Dig: The secret of funk was placed inside the pyramids 5,000 years ago. If we had stayed tuned (To pyramid power? Connect this to the Chariots of the Gods melieu of the same era, and the visiting spacemen theme of P-Funk) to The One, we wouldn't be in the mess we're in. "Mother earth is pregnant for the third time. We all have knocked her up." It took the arrival of Dr. Funkenstein to unearth the funk and usher its viral spread over the de-funkatized surface of the planet. The problem with earth is that it is devoid of funk, -- earth is the "Unfunky UFO" -- due to the unfunky operations of the white house, the pentagon, Nixon, businessmen and greed in general, and an overall lack of supergroovalisticprosifunkstica-tion. The symbol for the collective greed/war mentality is embodied by Sir Nose, D'Void of Funk ("I have always been D'Void of Funk, I shall continue to be D'Void of Funk..."), who relentlessly pimpifies the people "By sucking their brains until their ability to think was amputated...pimpifying their instincts until they were fat, horny, and strung out" in pursuit of "financial security or an eternal supply of TRIM," the result being that "the very source of life energies on earth have become the castrated target of anile bamboozelry from homo sapiens' rabid attempts to manipulate the omnipotent forces of nature."

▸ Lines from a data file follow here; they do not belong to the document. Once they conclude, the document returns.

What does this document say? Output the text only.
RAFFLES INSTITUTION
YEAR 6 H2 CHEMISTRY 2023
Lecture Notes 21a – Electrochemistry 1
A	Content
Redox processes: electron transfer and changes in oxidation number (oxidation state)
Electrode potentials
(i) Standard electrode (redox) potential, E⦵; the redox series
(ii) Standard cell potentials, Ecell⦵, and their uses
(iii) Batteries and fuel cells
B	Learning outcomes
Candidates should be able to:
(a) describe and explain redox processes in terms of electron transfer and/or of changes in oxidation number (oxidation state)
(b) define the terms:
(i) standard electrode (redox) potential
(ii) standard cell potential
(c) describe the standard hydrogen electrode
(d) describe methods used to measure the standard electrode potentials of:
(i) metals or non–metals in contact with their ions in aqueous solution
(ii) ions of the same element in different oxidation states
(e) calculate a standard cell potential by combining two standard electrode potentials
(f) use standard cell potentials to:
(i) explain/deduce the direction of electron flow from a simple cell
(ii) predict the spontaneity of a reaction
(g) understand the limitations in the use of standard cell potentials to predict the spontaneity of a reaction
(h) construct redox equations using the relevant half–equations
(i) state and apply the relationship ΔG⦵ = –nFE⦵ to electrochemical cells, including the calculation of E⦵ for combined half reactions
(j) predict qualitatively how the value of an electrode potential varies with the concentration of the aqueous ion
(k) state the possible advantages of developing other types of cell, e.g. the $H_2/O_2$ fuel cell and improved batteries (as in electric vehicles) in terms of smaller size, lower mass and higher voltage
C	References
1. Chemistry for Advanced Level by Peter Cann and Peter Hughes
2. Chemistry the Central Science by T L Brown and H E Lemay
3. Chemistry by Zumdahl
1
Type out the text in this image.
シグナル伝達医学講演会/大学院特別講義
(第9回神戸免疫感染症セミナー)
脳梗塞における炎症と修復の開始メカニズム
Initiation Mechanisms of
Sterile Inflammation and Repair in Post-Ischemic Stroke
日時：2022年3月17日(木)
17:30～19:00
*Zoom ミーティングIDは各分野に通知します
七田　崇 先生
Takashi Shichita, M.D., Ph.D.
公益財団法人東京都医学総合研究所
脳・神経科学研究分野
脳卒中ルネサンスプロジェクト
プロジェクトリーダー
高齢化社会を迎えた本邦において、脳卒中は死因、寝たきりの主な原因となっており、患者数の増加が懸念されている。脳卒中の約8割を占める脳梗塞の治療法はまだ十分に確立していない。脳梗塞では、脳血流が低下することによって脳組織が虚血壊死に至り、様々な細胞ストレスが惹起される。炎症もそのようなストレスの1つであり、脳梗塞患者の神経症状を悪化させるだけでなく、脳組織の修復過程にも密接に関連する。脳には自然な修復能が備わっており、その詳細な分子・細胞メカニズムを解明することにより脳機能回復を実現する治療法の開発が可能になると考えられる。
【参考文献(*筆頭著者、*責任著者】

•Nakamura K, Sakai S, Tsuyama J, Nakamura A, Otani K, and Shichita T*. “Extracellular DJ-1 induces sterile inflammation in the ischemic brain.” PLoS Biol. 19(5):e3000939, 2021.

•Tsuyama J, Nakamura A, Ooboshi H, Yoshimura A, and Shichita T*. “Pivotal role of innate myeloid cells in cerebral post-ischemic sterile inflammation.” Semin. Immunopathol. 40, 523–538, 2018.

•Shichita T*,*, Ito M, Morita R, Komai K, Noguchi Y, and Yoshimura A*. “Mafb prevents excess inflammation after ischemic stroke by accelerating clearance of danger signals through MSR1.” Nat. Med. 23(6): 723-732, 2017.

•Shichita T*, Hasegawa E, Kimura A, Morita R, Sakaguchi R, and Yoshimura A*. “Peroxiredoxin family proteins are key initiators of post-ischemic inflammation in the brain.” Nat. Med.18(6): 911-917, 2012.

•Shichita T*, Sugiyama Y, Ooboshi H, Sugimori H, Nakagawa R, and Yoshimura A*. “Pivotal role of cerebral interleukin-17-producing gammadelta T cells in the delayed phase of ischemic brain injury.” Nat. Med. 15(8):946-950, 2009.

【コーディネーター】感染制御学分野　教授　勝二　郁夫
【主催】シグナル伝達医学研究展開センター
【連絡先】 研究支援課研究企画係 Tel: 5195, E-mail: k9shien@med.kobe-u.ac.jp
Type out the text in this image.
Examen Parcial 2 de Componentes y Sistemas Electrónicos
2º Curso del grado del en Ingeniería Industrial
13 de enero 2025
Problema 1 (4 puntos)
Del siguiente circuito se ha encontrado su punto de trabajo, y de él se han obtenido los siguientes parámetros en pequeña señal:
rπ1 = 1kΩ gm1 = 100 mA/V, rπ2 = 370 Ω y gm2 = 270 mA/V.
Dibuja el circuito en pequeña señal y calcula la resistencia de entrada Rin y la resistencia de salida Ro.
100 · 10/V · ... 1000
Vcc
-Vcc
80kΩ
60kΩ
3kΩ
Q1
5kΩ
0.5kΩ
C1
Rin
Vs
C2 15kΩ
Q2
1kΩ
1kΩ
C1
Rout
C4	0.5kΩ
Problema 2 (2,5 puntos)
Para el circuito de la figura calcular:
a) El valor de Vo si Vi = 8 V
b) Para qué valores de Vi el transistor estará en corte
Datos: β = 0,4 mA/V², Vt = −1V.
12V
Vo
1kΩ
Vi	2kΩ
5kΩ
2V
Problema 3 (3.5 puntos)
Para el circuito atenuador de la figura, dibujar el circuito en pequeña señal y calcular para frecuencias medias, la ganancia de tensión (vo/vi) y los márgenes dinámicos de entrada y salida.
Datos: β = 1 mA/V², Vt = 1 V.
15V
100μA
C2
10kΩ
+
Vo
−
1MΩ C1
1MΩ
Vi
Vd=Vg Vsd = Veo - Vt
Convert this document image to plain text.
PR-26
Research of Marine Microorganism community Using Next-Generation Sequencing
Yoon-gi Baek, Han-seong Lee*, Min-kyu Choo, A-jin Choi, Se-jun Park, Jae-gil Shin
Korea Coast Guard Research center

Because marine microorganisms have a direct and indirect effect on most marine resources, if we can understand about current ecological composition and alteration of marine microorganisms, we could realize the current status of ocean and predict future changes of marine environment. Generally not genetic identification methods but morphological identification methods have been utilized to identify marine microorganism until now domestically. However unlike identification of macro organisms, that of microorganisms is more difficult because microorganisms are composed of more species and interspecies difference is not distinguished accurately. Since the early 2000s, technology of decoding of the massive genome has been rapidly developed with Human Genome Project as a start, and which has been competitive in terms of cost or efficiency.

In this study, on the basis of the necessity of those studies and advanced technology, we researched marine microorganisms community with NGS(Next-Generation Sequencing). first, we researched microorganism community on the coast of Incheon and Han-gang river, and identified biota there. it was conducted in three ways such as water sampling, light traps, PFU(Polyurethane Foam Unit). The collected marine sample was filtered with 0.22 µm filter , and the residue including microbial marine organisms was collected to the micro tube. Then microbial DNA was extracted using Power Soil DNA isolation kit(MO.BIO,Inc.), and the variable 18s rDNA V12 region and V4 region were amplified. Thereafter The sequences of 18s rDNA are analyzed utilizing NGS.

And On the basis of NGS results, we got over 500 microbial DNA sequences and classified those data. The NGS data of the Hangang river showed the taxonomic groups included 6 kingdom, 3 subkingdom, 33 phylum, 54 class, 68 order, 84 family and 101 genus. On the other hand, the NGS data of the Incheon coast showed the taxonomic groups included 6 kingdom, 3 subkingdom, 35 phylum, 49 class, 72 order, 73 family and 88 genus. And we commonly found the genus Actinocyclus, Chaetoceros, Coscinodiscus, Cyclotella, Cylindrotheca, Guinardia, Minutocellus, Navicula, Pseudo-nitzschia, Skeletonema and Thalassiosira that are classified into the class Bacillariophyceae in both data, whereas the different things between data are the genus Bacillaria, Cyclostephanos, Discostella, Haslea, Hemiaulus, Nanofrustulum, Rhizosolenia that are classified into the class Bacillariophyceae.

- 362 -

The ruthless whoring of Funkentelechy has brought mother nature to her knees, and we're pinned beneath them. "The frenzied incipience of pimpification hath risen to the point of cosmicide." In other words, we all have a bad case of the Placebo Syndrome, having traded in "the real thing" for a civilization comprised of cheap imitations, which is now crumbling around us. The Placebo Syndrome has given the body politic weak knees, which are doomed to give out from under us at any moment. We no longer feel the pulse, or smell the deep draughts of the Cosmic Slop which generates the funk. "When the signal is too weak, you're in the syndrome."
 
 
COME FLY......WITH ME...IT'S HIP...ON THE MOTHERSHIP........GROOVIN
 
But hark! We do have booties and we do have boots, so let's move 'em! "When the syndrome is around, don't let your guard down. All you got to do is go on a bump." We have the strategic assistance of Star Child, who takes careful aim and shoots at Sir Nose (who inhabits the Nose Zone, or the Zone of Zero Funkativity) with his Bop Gun, funkatizing him in the luminescent sheen of its rays. In concert, guitarist Gary Shider flew over the crowd, wearing diapers of course, blasting at the crowd with a strobe light attached to a space-age rifle, "Chasing the Noses away," which forces Sir Nose to "give up the funk" and dance. "We shall overcome...we got to shoot 'em with the Bop Gun." To gather the collective energies of the funkateers into a mobilized force, Uncle Jam's Army was created to snuff out Sir Nose wherever he may lie.